Spotify to leave Russian market
Spotify has announced it will leave Russia for good in response to a ‘fake news law’ adopted earlier this month that prohibits the broadcast of, what is deemed to be, false information about the Russian military.
The platform made the announcement on Friday, calling the decision “difficult.” The platform acknowledged it will have to take several “operational steps” to fully withdraw from the country, but plans to completely suspend its service by early April.

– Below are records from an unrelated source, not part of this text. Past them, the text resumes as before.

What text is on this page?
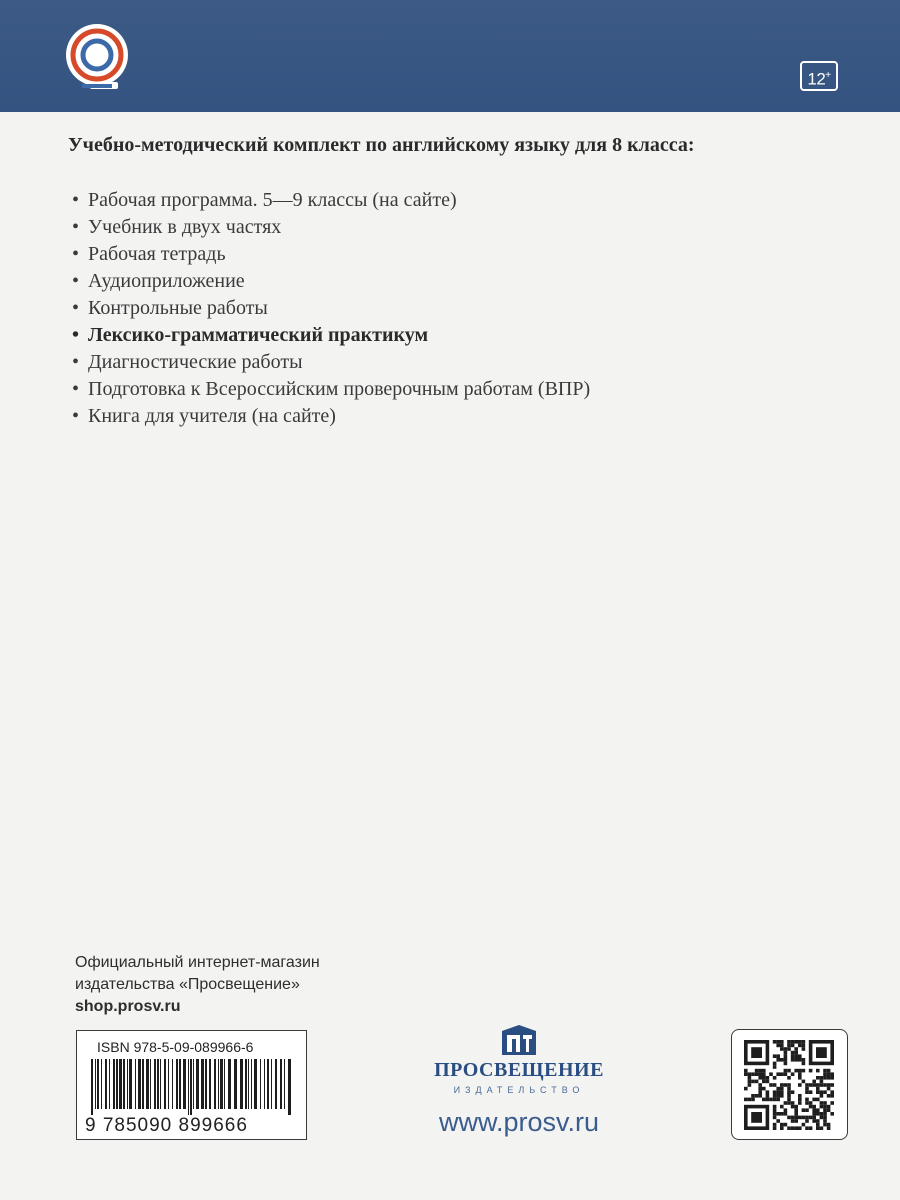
12+
Учебно-методический комплект по английскому языку для 8 класса:
• Рабочая программа. 5—9 классы (на сайте)
• Учебник в двух частях
• Рабочая тетрадь
• Аудиоприложение
• Контрольные работы
• Лексико-грамматический практикум
• Диагностические работы
• Подготовка к Всероссийским проверочным работам (ВПР)
• Книга для учителя (на сайте)
Официальный интернет-магазин
издательства «Просвещение»
shop.prosv.ru
ISBN 978-5-09-089966-6
9 785090 899666
ПРОСВЕЩЕНИЕ
ИЗДАТЕЛЬСТВО
www.prosv.ru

The streaming giant claims it had to weigh, what it described as, the “critical importance” of providing “trusted, independent news and information in the region” against “recently enacted legislation further restricting access to information, eliminating free expression, and criminalizing certain types of news,” which puts “the safety of Spotify’s employees and possibly even our listeners at risk.”
The fake news law Spotify refers to, while accompanied by harsh punishments of up to 15 years imprisonment, is focused on deliberately spreading lies about the Russian military. It adopted in response to a sweeping crackdown by Western social media platforms – such as Facebook, Twitter, and YouTube – on Russian news entities and even content deemed sympathetic to the Russian side of the current conflict in Ukraine.
While announcing, along with most other major tech platforms, that it was “shocked” and “saddened” by Moscow's military attack on Ukraine, Spotify continued to operate in Russia for weeks even after shuttering its local office “indefinitely” and banning all content from state-funded new outlets RT and Sputnik from its platform.
The platform even got into the fact-checking game – partnering with the likes of the New York Times, the BBC, the Wall Street Journal, and the Guardian, as well as podcast “explainers” – to deliver ‘approved’ content about the conflict.
Many of these media outlets could have run afoul of the “fake news” law, given they have shared false stories and rumors, in the past.
Spotify has only been operational in Russia and Ukraine since 2020. Like other foreign social media companies with a certain number of users, it was required under a law passed last July to open a local office in March 2022 or be subject to restrictions and potential bans. However, in common with many other Western social media platforms, it has opted to shut down its operations in the country entirely.